I worked as a summer camp counselor in college and bonded with a lot of the children. I spent a lot of time with one special kid who lacked nerve sensation in the lower half of his body. Caring for this little guy made trips to the pool and aquarium fulfilling. We took a photo together on the last day of summer, and I posted it on Facebook. I wrote about how good it felt to have helped the boy with some difficult tasks, like walking and using the bathroom.
Ten years passed, and his mother reached out to me. That child was now in high school and was concerned about the caption I left attached to that old Facebook post. The now-teenager was very embarrassed. I learned that even if you mean no harm, there are some things you just shouldn’t share. The same thing can happen with our own children. Here are 7 things you shouldn’t share as a dad.Remember that the internet never forgets.
1. Embarrassing Photos of Your Kids
Remember that the internet never forgets. We get caught up in sharing things about our kids because we’re proud of them, care about them, and want what’s best for them. But not every moment should be shared. Not every photo is flattering. Kids may feel shame over an awkward photo down the road. Dads need to show discretion when sharing pictures. Think before you post.
2. Your Children’s Secrets
Your kid wets the bed still? Dads don’t need to share that info. It breaks trust with the child who needs you in his corner during a struggle. Spilling your kids’ secrets is essentially betraying their trust. They will lose confidence in you, and once that’s gone, good luck getting your child to share anything personal with you in the future. The exception here is if that secret is harmful to your kid or others. If that’s the case, tell someone who can help. Otherwise, secrets are things you shouldn’t share.
3. Family Medical Information
There is a difference between asking for advice on a medical issue and sharing your child’s health struggles. Your wife probably doesn’t want everyone to know she’s having menstrual issues. Your son would prefer you didn’t broadcast his digestive issues. Keep those things to yourself to avoid possibly humiliating your family over things they don’t always control.
4. Banking Details
If you’re doing well financially, avoid the temptation to brag about it. Having extra money can make you feel good, but when you chat about it in front of people struggling through a tough season, it can leave them feeling miserable.
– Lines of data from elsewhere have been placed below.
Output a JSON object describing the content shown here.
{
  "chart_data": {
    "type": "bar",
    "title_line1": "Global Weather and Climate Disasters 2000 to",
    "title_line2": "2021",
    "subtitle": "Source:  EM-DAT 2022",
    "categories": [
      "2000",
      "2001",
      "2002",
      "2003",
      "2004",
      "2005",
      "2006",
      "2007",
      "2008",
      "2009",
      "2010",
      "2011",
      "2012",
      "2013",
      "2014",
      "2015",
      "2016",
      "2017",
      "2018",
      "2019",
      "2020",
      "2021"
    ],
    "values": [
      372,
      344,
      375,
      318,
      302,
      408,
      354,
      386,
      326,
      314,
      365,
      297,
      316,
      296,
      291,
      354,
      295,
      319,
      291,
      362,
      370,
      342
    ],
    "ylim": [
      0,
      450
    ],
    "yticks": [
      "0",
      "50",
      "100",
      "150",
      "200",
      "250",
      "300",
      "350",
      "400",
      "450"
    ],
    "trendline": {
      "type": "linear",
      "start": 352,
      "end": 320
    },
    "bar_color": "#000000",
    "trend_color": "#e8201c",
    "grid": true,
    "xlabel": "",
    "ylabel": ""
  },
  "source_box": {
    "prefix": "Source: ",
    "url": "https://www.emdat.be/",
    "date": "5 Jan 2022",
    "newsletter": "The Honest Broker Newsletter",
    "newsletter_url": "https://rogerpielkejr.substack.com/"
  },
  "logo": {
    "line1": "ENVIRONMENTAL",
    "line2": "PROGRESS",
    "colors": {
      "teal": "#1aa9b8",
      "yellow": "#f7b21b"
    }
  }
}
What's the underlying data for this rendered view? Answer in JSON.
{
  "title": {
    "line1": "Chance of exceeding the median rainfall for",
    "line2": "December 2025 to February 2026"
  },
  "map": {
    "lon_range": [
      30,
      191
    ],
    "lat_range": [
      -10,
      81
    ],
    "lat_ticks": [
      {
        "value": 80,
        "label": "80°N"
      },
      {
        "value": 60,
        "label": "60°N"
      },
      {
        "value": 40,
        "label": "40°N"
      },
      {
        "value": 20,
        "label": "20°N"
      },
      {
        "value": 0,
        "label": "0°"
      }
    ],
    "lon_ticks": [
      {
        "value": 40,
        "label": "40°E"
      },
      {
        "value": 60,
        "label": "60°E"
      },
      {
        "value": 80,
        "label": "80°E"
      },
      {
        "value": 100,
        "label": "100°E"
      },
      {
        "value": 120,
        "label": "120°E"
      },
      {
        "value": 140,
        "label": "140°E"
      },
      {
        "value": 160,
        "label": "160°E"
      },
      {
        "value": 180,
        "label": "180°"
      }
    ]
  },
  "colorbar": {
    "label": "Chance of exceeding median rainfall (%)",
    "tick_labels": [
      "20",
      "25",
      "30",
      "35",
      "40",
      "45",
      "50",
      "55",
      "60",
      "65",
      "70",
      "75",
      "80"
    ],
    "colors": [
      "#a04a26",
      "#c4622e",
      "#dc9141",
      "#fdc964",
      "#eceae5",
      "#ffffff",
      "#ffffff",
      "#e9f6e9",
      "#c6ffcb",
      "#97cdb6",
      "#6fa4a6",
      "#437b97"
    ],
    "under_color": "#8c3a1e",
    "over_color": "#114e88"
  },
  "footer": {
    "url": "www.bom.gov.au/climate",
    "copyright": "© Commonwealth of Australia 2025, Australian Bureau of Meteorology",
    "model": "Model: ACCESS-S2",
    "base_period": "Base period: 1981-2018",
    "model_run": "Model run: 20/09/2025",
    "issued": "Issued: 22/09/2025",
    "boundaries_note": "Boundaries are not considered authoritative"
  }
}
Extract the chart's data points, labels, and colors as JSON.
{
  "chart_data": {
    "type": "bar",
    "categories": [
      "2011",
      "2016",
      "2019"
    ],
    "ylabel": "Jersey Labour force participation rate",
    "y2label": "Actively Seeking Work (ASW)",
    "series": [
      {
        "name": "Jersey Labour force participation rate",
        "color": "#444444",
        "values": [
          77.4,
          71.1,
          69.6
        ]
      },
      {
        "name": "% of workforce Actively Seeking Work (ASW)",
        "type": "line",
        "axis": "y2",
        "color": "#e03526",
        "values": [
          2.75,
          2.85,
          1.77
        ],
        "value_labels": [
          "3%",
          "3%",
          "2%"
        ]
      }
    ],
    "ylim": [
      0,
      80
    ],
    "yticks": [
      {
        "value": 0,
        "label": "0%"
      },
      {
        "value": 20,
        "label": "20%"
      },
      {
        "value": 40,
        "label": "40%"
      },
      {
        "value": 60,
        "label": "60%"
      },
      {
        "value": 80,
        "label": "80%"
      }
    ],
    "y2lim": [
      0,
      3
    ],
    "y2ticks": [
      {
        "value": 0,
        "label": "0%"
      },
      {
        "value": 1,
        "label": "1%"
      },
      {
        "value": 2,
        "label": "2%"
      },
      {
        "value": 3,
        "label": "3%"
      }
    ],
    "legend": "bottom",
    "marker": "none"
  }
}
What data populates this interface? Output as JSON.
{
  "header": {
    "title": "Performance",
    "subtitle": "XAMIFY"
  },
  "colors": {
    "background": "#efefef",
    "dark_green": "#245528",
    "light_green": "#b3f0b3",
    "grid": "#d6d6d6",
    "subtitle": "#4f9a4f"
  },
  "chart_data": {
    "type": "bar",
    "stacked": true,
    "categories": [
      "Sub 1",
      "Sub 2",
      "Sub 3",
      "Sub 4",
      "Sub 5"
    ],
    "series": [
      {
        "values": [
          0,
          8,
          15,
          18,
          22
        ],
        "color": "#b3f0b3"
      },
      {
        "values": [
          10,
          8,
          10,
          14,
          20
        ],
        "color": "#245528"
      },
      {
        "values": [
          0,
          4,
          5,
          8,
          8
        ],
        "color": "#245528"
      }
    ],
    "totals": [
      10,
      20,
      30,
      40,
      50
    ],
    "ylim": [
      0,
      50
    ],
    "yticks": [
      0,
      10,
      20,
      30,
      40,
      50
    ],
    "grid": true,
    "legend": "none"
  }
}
Money-wise, people tend to fluctuate throughout life. Car problems, medical bills, and more can leave people feeling stressed. Nobody wants to feel down about their current situation while listening to you sing about your fat wallet.
5. Charitable Donations
There is joy in giving, and I think all people are called to make donations in some way, be it financially or through volunteering their time. But talking about how much you are giving away to charities comes off as patting yourself on the back. It reeks of “Look how great I am.” By all means, be a generous person—just don’t blab about it. It would make you look bad.
6. Family Drama
Families can be complicated. Fights happen. But not everyone needs to know your personal family crisis. Someone always looks like the bad guy in these scenarios, and the storyteller rarely puts himself in that role. You could inadvertently label your children or wife as the problem in the family. If you feel like you need to share just to help you process the pain of family drama, confide in a friend you can trust, a therapist, or your pastor.
7. Sex Stories
What happens in the privacy of your bedroom between you and your wife isn’t for public knowledge. Your intimate times of connection are things you shouldn’t share. It would be disrespectful to your spouse, potentially degrading to your relationship, and cheapen something exclusive. Keep what happens between the two of you between the two of you.
Sound off: What are some other things you shouldn’t share?
Huddle Up Question
Huddle up with your kids and ask, “Have I ever told someone something about you that you wish I hadn’t shared?”